So – finally! – after Health Canada approved Kalydeco in November 2012 for use in Canada by CF patients aged six years and older who have the specific G551D mutation, it now appears this brilliant new medication will soon be available under provincial health plans to all Canadians with CF and the G551D mutation so badly in need of it. Well, that is, except those in Quebec. As usual, Quebec marches to a different drummer, so did not sign on to the pan-Canadian Pricing Alliance for an agreement in principle with Vertex Pharmaceuticals for a Canadian price Kalydeco.
This Quebec ideology – a matter of principle, apparently, so don’t look for a rational explanation – also includes the astonishing fact that this is now the only Canadian province that has not instituted testing of all newborns for the presence of CF. And that is baffling in the sense that there is clear and unequivocal evidence from countries that have implemented NB testing for CF many years ago that this actually saves the healthcare system money in the long run, in addition to making a significant difference to the quality of life and life expectancy of folks with CF. But I digress …
Looking at how a pan-Canadian deal for Kalydeco was eventually brought about – I can’t do much better than quoting the following from a Toronto Star article written by Rob Ferguson on June 2nd, when it referred to the Kalydeco situation as “a political football in recent months, with the cystic fibrosis community pressing the Ontario government for help and Liberal Leader Kathleen Wynne — now in the middle of an election — saying the province couldn’t afford it without a lower price from Vertex Pharma, the Boston-based maker of the drug.” As well, the article states that: “Provincial health ministers took the issue into their own hands in April, pledging to hold a meeting with Vertex instead of leaving the negotiations in the hands of bureaucrats. That meeting was held four weeks ago in Toronto.”

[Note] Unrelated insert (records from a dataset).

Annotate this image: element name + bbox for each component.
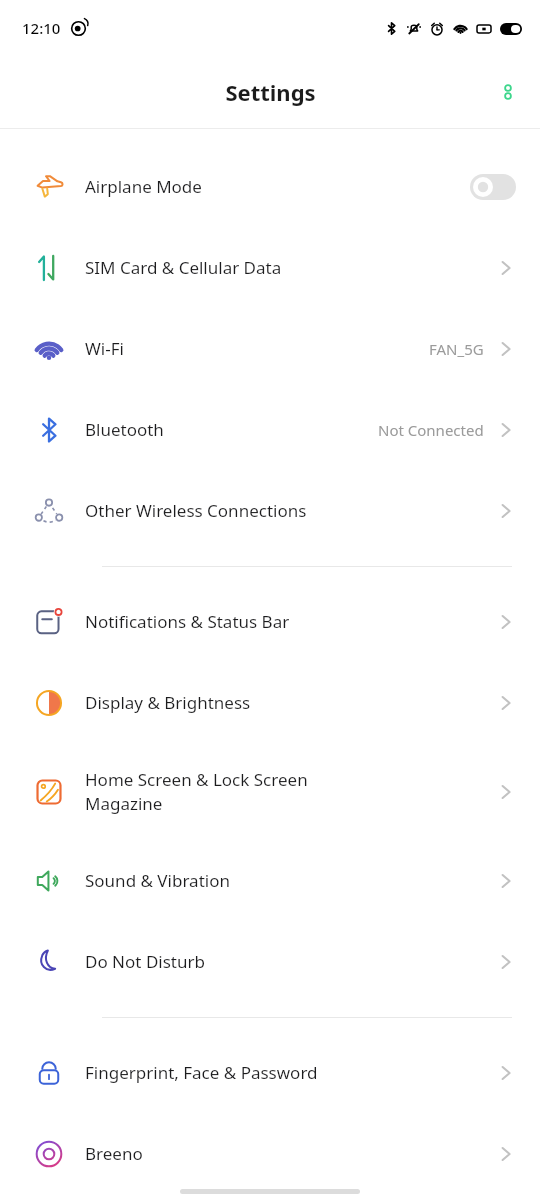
button[interactable]: Breeno — [0, 1113, 540, 1194]
staticText: Bluetooth — [85, 418, 378, 441]
staticText: FAN_5G — [429, 339, 484, 359]
staticText: Not Connected — [378, 420, 484, 440]
button[interactable]: Fingerprint, Face & Password — [0, 1032, 540, 1113]
button[interactable]: Display & Brightness — [0, 662, 540, 743]
staticText: 12:10 — [22, 18, 61, 38]
button[interactable]: Do Not Disturb — [0, 921, 540, 1002]
staticText: Display & Brightness — [85, 691, 496, 714]
button[interactable]: Home Screen & Lock Screen Magazine — [0, 743, 540, 840]
button[interactable]: Sound & Vibration — [0, 840, 540, 921]
staticText: Wi-Fi — [85, 337, 429, 360]
staticText: Fingerprint, Face & Password — [85, 1061, 496, 1084]
staticText: Other Wireless Connections — [85, 499, 496, 522]
button[interactable]: Bluetooth — [0, 389, 540, 470]
staticText: Airplane Mode — [85, 175, 470, 198]
staticText: Settings — [225, 77, 316, 107]
staticText: Home Screen & Lock Screen Magazine — [85, 768, 496, 815]
button[interactable]: Airplane Mode toggle — [470, 174, 516, 200]
button[interactable]: More options — [484, 68, 532, 116]
button[interactable]: Wi-Fi — [0, 308, 540, 389]
button[interactable]: Airplane Mode — [0, 146, 540, 227]
staticText: Breeno — [85, 1142, 496, 1165]
staticText: Notifications & Status Bar — [85, 610, 496, 633]
button[interactable]: SIM Card & Cellular Data — [0, 227, 540, 308]
button[interactable]: Notifications & Status Bar — [0, 581, 540, 662]
button[interactable]: Other Wireless Connections — [0, 470, 540, 551]
staticText: SIM Card & Cellular Data — [85, 256, 496, 279]
staticText: Do Not Disturb — [85, 950, 496, 973]
staticText: Sound & Vibration — [85, 869, 496, 892]
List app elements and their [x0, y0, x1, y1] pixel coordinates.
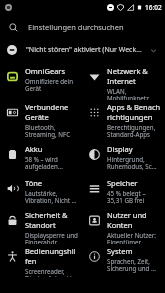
- staticText: 16:02: [145, 3, 162, 12]
- staticText: "Nicht stören" aktiviert (Nur Weck…: [26, 45, 142, 55]
- staticText: 58 % – wird aufgeladen…: [25, 155, 78, 171]
- staticText: WLAN, Mobilfunknetz, …: [107, 87, 161, 100]
- other: Erweitern: [149, 46, 158, 55]
- staticText: Displaysperre und Fingerabdr…: [25, 231, 78, 244]
- button[interactable]: Bedienungshilfen: [0, 244, 82, 277]
- button[interactable]: Verbundene Geräte: [0, 100, 82, 142]
- button[interactable]: Nutzer und Konten: [82, 208, 165, 244]
- staticText: Aktueller Nutzer: Eigentümer: [107, 231, 161, 244]
- button[interactable]: System: [82, 244, 165, 277]
- staticText: Speicher: [107, 178, 138, 188]
- button[interactable]: Suchen: [0, 15, 165, 39]
- staticText: Akku: [25, 144, 43, 154]
- other: Suchen: [9, 23, 18, 32]
- staticText: Hintergrund, Ruhemodus, Sc…: [107, 155, 161, 171]
- button[interactable]: OmniGears: [0, 64, 82, 100]
- staticText: Netzwerk & Internet: [107, 66, 161, 86]
- button[interactable]: "Nicht stören" aktiviert (Nur Weck…: [0, 39, 165, 61]
- staticText: Töne: [25, 178, 43, 188]
- staticText: Berechtigungen, Standard-Apps: [107, 123, 161, 139]
- staticText: Apps & Benachrichtigungen: [107, 102, 161, 122]
- button[interactable]: Speicher: [82, 176, 165, 208]
- button[interactable]: Netzwerk & Internet: [82, 64, 165, 100]
- button[interactable]: Töne: [0, 176, 82, 208]
- staticText: Screenreader, Display, Interakt…: [25, 267, 78, 277]
- staticText: Bedienungshilfen: [25, 246, 78, 266]
- button[interactable]: Apps & Benachrichtigungen: [82, 100, 165, 142]
- staticText: Omnifiziere dein Gerät: [25, 77, 78, 93]
- staticText: Nutzer und Konten: [107, 210, 161, 230]
- staticText: Display: [107, 144, 133, 154]
- staticText: Sicherheit & Standort: [25, 210, 78, 230]
- button[interactable]: Sicherheit & Standort: [0, 208, 82, 244]
- staticText: Lautstärke, Vibration, Nicht …: [25, 189, 78, 205]
- staticText: 45 % belegt – 35,31 GB frei: [107, 189, 161, 205]
- staticText: OmniGears: [25, 66, 66, 76]
- staticText: Einstellungen durchsuchen: [28, 22, 124, 32]
- button[interactable]: Display: [82, 142, 165, 176]
- staticText: System: [107, 246, 133, 256]
- staticText: Bluetooth, Streaming, NFC: [25, 123, 78, 139]
- staticText: Verbundene Geräte: [25, 102, 78, 122]
- staticText: Sprachen, Zeit, Sicherung und …: [107, 257, 161, 273]
- button[interactable]: Akku: [0, 142, 82, 176]
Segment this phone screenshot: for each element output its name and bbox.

Clearly, this meeting proved to be the game changer, but it would be quite unfair to blame the civil servants tasked with reaching an agreement on price with Vertex for the more than two years it took to get to this point. As we stated here earlier, in a post titled Negotiating a Price for Kalydeco, on December 21, 2013: “… they are doing so with one arm tied behind their backs.” In the absence of any kind of political will to make this happen, they were simply not a position to move their bottom line unless they were told to do so from above.
With the federal refusal to renew the Health Canada Accord and the dismissal of the Canada Health Council by cutting off its funding in 2014, the pan-Canadian Pricing Alliance notwithstanding, there simply wasn’t the organizational clout in terms of a national mandate to make things happen. What was needed, clearly, would be some leadership at the political level to break the impasse in the negotiating process and bring a pricing agreement about.

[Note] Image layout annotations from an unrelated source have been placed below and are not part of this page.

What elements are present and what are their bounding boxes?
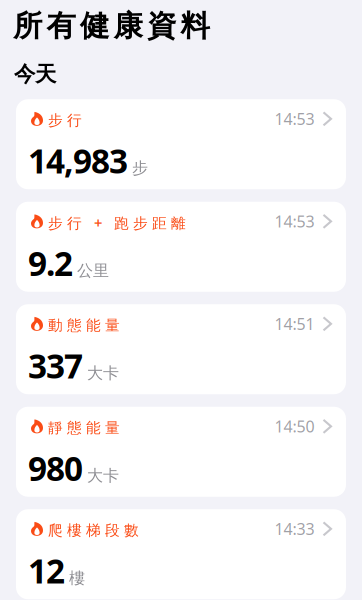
button[interactable]: 動態能量	[16, 304, 346, 394]
staticText: 爬樓梯段數	[48, 521, 139, 539]
staticText: 所有健康資料	[13, 8, 210, 44]
staticText: 980	[28, 446, 83, 490]
button[interactable]: 步行 + 跑步距離	[16, 202, 346, 292]
staticText: 337	[28, 344, 83, 388]
staticText: 大卡	[87, 363, 119, 383]
staticText: 14,983	[28, 138, 128, 183]
staticText: 公里	[77, 261, 109, 281]
staticText: 步行 + 跑步距離	[48, 213, 186, 233]
staticText: 12	[28, 548, 65, 593]
staticText: 步	[132, 158, 148, 178]
staticText: 14:50	[274, 416, 314, 437]
staticText: 14:53	[274, 211, 314, 232]
button[interactable]: 步行	[16, 99, 346, 189]
button[interactable]: 爬樓梯段數	[16, 509, 346, 599]
staticText: 樓	[69, 568, 85, 588]
staticText: 靜態能量	[48, 419, 120, 437]
staticText: 今天	[14, 61, 56, 87]
staticText: 9.2	[28, 241, 73, 285]
staticText: 14:53	[274, 108, 314, 129]
staticText: 大卡	[87, 466, 119, 486]
button[interactable]: 靜態能量	[16, 407, 346, 497]
staticText: 14:33	[274, 518, 314, 539]
staticText: 步行	[48, 111, 82, 129]
staticText: 動態能量	[48, 316, 120, 334]
staticText: 14:51	[274, 313, 314, 334]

We saw one effort to provide that kind of leadership in December last year, when Nova Scotia Health Minister Leo Glavine stood up for CF patients in his province to suggest their province would go at it alone in funding Kalydeco. We can only imagine the pressure he faced from the inside when he was forced to retreat from that position on behalf of the pan-Canadian Pricing Alliance.

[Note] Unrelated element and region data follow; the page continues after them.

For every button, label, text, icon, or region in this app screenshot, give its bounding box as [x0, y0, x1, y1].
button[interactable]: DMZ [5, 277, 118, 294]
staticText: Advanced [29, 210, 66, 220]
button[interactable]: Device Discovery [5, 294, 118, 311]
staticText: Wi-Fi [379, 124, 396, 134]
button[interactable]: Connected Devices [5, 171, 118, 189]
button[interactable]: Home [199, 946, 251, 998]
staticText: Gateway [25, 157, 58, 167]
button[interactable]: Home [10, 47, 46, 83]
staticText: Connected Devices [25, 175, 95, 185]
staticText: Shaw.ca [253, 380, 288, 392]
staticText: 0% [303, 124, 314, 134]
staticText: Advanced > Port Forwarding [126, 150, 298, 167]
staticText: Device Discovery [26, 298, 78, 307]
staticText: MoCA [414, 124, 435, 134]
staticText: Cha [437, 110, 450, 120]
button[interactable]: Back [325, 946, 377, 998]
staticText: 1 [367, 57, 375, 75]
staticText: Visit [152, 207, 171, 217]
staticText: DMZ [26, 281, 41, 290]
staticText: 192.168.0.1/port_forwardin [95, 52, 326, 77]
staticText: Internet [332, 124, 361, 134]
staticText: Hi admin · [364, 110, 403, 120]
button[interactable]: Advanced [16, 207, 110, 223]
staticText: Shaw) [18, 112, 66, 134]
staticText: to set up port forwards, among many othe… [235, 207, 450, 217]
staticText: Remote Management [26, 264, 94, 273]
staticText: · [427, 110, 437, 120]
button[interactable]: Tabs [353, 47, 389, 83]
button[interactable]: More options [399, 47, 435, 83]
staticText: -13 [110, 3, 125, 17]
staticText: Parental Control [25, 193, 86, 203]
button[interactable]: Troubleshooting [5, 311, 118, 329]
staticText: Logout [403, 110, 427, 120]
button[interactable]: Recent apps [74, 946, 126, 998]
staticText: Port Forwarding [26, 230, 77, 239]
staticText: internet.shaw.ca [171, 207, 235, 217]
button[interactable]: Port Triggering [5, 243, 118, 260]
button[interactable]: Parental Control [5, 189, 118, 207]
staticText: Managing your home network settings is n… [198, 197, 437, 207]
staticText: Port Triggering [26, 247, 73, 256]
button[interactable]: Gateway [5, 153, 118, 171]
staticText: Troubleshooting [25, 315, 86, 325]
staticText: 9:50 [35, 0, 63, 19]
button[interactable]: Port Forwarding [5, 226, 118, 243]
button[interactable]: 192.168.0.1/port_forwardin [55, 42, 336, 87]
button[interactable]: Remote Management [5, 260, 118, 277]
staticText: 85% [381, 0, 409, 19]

In the end, it was Alberta’s Health Minister Fred Horne – representing the lead province in the pan-Canadian Pricing Alliance – who pushed the deal through with Vertex after he personally invited and met with Vertex representatives and some of his own colleagues in Toronto to get the matter settled for all of Canada.
Finally, we would be severely remiss if we didn’t recognize and congratulate the Vanstone family from Beeton, ON – Beth Vanstone and her 12-year old daughter Madi with CF – for their brave and persistent fight to keep Kalydeco in the media, and for confronting and keeping the pressure on local politicians to make the life-saving Kalydeco deal happen, and not only for them, but for all Canadians!